The long-term outcomes of patients with hepatocellular carcinoma after living donor liver transplantation: a comparison of right and left lobe grafts

Abstract
The feasibility of living donor liver transplantation (LDLT) using left lobe (LL) grafts has been demonstrated. However, the long-term outcome of the hepatocellular carcinoma (HCC) patients with LL grafts has not been elucidated. The aim of this study was to analyze the long-term outcomes after LDLT for HCC according to the graft type. A retrospective analysis was performed evaluating the outcomes of LL graft recipients (n = 82) versus recipients of RL grafts (n = 46). The analysis endpoints were the overall and recurrence-free survival after LDLT. The demographics of both recipients and donors, and the tumor characteristics associated with the graft type were also analyzed.
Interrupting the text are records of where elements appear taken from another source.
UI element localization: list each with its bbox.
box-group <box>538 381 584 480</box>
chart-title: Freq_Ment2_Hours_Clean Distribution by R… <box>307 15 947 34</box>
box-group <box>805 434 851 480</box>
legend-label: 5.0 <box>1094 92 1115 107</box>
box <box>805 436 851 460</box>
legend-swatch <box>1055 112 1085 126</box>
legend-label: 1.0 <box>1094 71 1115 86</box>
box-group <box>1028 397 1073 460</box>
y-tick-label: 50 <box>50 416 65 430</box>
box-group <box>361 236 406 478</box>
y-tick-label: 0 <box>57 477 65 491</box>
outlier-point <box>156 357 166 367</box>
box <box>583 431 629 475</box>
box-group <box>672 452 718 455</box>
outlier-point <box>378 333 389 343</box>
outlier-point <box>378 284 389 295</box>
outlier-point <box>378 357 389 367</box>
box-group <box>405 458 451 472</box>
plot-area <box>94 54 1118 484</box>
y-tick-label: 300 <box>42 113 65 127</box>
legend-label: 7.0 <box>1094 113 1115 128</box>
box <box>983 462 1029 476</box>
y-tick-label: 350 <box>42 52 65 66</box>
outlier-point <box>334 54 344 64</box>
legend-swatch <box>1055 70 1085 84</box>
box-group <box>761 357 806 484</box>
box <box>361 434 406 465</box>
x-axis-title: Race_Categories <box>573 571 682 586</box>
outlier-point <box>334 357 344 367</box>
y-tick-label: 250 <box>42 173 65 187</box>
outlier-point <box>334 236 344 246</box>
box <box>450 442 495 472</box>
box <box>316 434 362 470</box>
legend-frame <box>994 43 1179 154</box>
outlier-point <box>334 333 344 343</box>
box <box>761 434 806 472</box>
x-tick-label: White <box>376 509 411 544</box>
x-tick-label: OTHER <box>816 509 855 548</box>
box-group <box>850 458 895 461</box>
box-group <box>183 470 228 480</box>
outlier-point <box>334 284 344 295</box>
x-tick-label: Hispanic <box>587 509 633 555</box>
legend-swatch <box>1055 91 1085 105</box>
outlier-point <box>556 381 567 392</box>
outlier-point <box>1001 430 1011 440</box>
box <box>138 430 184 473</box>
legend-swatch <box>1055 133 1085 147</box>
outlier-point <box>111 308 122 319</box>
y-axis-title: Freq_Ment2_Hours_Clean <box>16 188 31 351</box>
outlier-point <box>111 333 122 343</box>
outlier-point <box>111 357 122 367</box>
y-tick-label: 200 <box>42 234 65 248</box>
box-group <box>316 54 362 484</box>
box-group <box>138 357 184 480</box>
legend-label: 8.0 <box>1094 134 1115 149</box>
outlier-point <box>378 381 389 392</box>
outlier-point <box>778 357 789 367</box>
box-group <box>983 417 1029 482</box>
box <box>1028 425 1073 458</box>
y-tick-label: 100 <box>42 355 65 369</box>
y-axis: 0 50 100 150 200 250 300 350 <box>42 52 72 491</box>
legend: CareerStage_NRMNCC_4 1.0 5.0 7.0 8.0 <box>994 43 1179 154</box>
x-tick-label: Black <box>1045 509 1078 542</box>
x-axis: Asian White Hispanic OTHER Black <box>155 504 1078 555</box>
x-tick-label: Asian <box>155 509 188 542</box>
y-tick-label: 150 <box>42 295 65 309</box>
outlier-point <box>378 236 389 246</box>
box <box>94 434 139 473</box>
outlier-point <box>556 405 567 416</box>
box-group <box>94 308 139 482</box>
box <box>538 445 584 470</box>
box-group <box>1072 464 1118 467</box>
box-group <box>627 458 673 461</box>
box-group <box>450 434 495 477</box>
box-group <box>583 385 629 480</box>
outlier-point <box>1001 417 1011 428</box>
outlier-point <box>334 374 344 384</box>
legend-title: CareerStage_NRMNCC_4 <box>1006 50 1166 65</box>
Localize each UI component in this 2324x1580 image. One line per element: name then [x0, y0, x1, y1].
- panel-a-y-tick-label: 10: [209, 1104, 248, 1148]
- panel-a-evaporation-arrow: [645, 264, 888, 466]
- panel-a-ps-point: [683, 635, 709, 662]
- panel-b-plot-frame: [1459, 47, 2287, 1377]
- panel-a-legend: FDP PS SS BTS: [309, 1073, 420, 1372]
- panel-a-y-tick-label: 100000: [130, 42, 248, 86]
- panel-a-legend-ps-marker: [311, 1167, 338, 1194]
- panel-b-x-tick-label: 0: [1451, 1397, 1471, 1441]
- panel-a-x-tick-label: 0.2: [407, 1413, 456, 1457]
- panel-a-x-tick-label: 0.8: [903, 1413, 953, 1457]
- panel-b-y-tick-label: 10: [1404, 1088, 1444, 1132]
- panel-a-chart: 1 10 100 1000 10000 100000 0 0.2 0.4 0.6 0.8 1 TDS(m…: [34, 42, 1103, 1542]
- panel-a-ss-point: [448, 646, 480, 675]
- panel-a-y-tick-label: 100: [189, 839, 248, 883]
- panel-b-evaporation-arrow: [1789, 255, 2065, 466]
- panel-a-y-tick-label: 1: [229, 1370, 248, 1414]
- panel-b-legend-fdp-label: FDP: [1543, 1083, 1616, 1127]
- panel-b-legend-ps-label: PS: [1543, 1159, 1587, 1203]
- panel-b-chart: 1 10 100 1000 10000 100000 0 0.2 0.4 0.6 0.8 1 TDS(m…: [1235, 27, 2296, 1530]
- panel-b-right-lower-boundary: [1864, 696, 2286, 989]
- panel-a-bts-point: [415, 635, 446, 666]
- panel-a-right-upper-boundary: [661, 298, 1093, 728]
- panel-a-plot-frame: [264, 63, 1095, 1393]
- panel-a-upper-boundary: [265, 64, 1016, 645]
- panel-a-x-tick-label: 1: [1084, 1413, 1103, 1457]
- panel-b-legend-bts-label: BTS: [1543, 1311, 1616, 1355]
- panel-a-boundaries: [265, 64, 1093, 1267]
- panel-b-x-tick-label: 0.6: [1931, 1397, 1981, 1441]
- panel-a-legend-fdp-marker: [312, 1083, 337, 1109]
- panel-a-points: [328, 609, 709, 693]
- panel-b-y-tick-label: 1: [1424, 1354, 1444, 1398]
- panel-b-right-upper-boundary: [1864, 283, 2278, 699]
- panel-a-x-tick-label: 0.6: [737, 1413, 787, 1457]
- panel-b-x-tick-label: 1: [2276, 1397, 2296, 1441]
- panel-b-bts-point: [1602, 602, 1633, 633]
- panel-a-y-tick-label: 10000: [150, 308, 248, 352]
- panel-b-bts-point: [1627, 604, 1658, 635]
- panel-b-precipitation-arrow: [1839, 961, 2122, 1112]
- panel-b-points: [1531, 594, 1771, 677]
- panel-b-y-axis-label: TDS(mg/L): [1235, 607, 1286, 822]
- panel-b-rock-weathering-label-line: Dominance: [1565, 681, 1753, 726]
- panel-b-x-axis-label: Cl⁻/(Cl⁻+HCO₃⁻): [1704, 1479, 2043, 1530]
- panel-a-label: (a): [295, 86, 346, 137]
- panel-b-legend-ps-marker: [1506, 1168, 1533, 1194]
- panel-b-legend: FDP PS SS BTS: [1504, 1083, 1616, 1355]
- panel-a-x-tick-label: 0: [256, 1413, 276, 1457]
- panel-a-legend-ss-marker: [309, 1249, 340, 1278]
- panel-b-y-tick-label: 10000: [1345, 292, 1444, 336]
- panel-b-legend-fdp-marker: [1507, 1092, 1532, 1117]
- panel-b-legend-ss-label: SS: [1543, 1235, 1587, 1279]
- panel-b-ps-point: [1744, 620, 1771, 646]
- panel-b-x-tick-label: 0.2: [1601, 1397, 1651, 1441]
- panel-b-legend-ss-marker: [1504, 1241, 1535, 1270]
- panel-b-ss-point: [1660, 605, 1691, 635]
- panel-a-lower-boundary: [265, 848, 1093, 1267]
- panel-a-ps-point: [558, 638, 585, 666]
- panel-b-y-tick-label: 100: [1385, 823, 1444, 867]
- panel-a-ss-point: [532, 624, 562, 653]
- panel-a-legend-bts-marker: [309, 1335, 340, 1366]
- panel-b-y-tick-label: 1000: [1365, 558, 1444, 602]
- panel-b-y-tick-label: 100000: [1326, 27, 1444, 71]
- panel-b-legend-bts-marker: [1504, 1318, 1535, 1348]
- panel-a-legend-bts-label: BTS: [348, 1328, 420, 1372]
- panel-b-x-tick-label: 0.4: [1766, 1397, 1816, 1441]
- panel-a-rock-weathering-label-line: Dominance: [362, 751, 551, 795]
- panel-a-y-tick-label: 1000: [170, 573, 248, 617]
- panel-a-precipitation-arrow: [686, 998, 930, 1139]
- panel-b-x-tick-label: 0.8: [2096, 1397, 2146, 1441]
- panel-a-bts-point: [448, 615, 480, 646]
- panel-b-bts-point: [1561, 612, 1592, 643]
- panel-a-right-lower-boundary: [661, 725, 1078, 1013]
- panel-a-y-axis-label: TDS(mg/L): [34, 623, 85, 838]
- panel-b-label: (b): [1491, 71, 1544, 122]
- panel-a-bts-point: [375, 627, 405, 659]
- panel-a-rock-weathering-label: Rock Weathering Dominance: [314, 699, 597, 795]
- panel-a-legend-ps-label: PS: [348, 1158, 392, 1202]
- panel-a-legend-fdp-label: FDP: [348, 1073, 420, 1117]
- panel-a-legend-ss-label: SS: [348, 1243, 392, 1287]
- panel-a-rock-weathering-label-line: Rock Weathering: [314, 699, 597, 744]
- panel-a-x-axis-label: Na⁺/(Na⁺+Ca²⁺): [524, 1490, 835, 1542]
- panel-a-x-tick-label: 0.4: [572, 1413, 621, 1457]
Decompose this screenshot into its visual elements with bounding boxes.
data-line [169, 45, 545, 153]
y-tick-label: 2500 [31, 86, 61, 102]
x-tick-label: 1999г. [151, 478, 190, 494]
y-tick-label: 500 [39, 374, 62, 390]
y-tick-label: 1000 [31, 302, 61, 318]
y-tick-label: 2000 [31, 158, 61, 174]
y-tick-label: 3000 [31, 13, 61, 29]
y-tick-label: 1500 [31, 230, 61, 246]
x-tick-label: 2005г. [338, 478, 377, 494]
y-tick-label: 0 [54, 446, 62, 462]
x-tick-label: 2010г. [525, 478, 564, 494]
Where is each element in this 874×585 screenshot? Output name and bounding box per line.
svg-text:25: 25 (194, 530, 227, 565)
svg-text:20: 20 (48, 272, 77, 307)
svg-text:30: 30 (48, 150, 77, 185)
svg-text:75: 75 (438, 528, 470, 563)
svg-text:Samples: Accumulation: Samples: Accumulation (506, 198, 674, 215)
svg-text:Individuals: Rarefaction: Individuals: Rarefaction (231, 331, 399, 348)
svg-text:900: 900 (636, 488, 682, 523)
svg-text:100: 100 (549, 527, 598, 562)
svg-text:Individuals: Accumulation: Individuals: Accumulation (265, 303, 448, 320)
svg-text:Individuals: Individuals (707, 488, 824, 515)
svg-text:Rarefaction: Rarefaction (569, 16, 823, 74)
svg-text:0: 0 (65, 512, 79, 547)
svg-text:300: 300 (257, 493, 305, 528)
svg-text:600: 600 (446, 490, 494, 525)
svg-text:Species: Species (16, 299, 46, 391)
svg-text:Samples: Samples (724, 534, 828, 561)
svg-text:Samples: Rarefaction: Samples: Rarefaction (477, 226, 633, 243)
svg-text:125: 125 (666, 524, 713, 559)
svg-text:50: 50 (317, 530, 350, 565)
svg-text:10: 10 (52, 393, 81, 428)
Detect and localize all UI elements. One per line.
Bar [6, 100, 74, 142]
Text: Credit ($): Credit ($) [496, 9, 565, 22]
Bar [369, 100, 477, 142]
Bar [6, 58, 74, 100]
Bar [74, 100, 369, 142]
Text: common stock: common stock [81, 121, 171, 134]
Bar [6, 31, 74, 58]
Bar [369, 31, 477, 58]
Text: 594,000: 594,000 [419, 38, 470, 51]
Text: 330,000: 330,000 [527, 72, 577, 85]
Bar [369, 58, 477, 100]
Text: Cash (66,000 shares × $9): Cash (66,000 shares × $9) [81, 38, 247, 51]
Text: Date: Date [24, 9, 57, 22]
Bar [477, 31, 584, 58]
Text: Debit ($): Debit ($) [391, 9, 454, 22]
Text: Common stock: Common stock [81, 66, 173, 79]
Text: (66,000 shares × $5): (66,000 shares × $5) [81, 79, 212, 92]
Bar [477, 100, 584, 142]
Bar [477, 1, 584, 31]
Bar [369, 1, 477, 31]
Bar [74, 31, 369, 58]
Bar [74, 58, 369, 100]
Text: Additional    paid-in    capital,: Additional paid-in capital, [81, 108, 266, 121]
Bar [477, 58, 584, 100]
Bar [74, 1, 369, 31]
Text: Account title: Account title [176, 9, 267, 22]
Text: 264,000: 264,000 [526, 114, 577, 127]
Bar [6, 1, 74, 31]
The graft volume (436 ± 74 g), as well as the graft volume-standard liver volume rate (38.3 ± 6.2%) of the LL graft group were significantly decreased as compared to those of the RL graft group (569 ± 82 g, 46.3 ± 6.7%; p < 0.01). The 1-, 3-, 5- and 7-year overall survival rates of the LL graft group were 88.2, 80.2, 75.7 and 72.4%, respectively, which were not significantly different compared to those of the RL graft group (95.4, 87.3, 87.3 and 87.3%). The recurrence-free survival rates of the LL graft group (89.1% at 1 year, 78.8% at 3 years, 75.8% at 5 years and 70.3% at 7 years) were similar to those of the RL graft group (88.6, 88.6, 88.6 and 88.6%). The mean peak postoperative total bilirubin levels and duration of hospital stay after surgery for the LL grafting donors were significantly decreased as compared to those of the RL grafting donors (p < 0.01). The rate of severe complications (over Clavien’s IIIa) associated with LL graft procurement was 6.2%, which was lower than that in the RL graft group (15.6%). The long-term outcomes in the HCC patients with LL grafts were similar to those of patients receiving RL grafts, and the outcomes of the donors of LL grafts were more favorable. Therefore, LL grafts should be considered when selecting LDLT for HCC to ensure donor safety.